Today is the final day of Kwanzaa. This is the first year that I’ve broadly shared it and I feel like I need to clarify a few things.
First off, it’s not a new or trendy thing for me and my family. My Kwanzaa celebrations go way back. Personally, my family has not had the most boring year. My family has grown with a new baby. My husband and I both lost people close to us this year but we also are continuing to celebrate the wonderful times we spent with our family and friends. The circle of friends who comprise my village keeps growing wider and wider. For me, Kwanzaa is really about connecting with family so I feel like it’s a most appropriate tribute to share my family’s legacy with everyone.
The values of Kwanzaa are ones that I really want my son’s to have everyday. I want them to work together and have UNITY or teamwork whatever they choose to do. I want them to speak for themselves and choose their own paths with SELF-DETERMINATION. I want them to have FAITH in God. I want them to live in their PURPOSE. You get it? These are values that make strong people.
My village is a multi-racial one and I can’t celebrate it with cutting off certain members of my village. It is an African American holiday but just as Cinco de Mayo has been appropriated for everyone and St. Patrick’s Day is recognized beyond Irish communities, it’s okay for people of every race to recognize it. It doesn’t make you anything other than aware of the celebrations of your friends, the same way that Christian’s post “Happy Hanukkah to my friends who celebrate” messages. I don’t want my children to be set apart from their friends any more than his friend Charlie’s parents do when they send their son to Japanese school every Saturday. Charlie’s parents and I have both decided to make our cultural appreciation important for our sons.
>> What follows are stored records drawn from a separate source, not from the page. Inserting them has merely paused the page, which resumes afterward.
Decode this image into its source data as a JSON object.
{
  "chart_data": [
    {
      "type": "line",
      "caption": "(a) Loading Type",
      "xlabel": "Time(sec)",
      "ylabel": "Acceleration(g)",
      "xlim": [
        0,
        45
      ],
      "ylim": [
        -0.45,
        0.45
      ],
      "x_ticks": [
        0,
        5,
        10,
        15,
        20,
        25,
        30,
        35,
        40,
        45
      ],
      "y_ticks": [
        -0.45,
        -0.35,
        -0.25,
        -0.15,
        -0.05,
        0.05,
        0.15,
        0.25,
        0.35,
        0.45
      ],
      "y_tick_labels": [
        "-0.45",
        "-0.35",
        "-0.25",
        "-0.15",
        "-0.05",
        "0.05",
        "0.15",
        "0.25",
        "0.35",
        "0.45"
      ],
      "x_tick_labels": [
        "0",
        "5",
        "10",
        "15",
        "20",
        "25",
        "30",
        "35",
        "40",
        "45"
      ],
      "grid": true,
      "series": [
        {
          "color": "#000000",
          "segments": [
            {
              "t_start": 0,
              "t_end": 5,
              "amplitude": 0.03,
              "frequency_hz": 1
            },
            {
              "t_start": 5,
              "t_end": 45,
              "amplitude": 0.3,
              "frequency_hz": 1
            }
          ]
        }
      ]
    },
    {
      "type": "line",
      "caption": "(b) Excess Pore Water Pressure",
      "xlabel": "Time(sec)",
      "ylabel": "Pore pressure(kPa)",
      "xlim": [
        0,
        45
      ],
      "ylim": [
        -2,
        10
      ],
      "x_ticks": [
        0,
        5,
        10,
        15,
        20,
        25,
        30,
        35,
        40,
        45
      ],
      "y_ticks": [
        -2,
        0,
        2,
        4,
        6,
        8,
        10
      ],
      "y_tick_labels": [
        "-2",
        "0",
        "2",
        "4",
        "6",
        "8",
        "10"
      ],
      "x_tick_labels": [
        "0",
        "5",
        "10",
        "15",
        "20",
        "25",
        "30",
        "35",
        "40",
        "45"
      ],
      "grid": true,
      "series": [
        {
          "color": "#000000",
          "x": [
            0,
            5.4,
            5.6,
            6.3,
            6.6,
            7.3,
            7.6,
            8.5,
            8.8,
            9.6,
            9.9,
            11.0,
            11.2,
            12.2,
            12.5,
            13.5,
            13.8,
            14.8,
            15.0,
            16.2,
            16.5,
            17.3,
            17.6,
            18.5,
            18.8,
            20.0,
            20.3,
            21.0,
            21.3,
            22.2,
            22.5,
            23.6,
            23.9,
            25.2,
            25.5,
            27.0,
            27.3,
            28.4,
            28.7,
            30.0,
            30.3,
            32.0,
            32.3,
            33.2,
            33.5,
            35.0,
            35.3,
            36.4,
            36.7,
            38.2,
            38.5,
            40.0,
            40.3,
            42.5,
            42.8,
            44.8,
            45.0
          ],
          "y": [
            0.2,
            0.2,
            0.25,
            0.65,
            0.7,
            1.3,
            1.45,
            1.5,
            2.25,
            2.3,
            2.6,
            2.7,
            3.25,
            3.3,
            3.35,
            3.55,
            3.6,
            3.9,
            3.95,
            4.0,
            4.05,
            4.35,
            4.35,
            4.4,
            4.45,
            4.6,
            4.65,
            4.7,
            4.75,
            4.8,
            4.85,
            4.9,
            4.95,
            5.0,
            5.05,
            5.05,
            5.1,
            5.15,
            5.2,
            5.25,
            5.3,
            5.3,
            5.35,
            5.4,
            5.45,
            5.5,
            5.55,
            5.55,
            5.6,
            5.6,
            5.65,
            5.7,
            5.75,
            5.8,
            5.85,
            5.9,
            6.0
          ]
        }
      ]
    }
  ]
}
My celebrating Kwanzaa doesn’t make me any different than I was last week. I have always identified as African American (as opposed to black and I can tell you why if you choose to know) and support Historically Black Colleges and Universities (I can tell you why again if you choose to know) like my alma mater of Spelman College. I’m still the same mommy blogger likes to talk about cool apps for getting my kids to brush their teeth, who went to BeachesMoms and is a mother to two black men. My family still rides the Pink Pig at Macy’s (because it is an Atlanta Christmas tradition!) and because my husband played the African drums at church that day, he happened to wear a dashiki.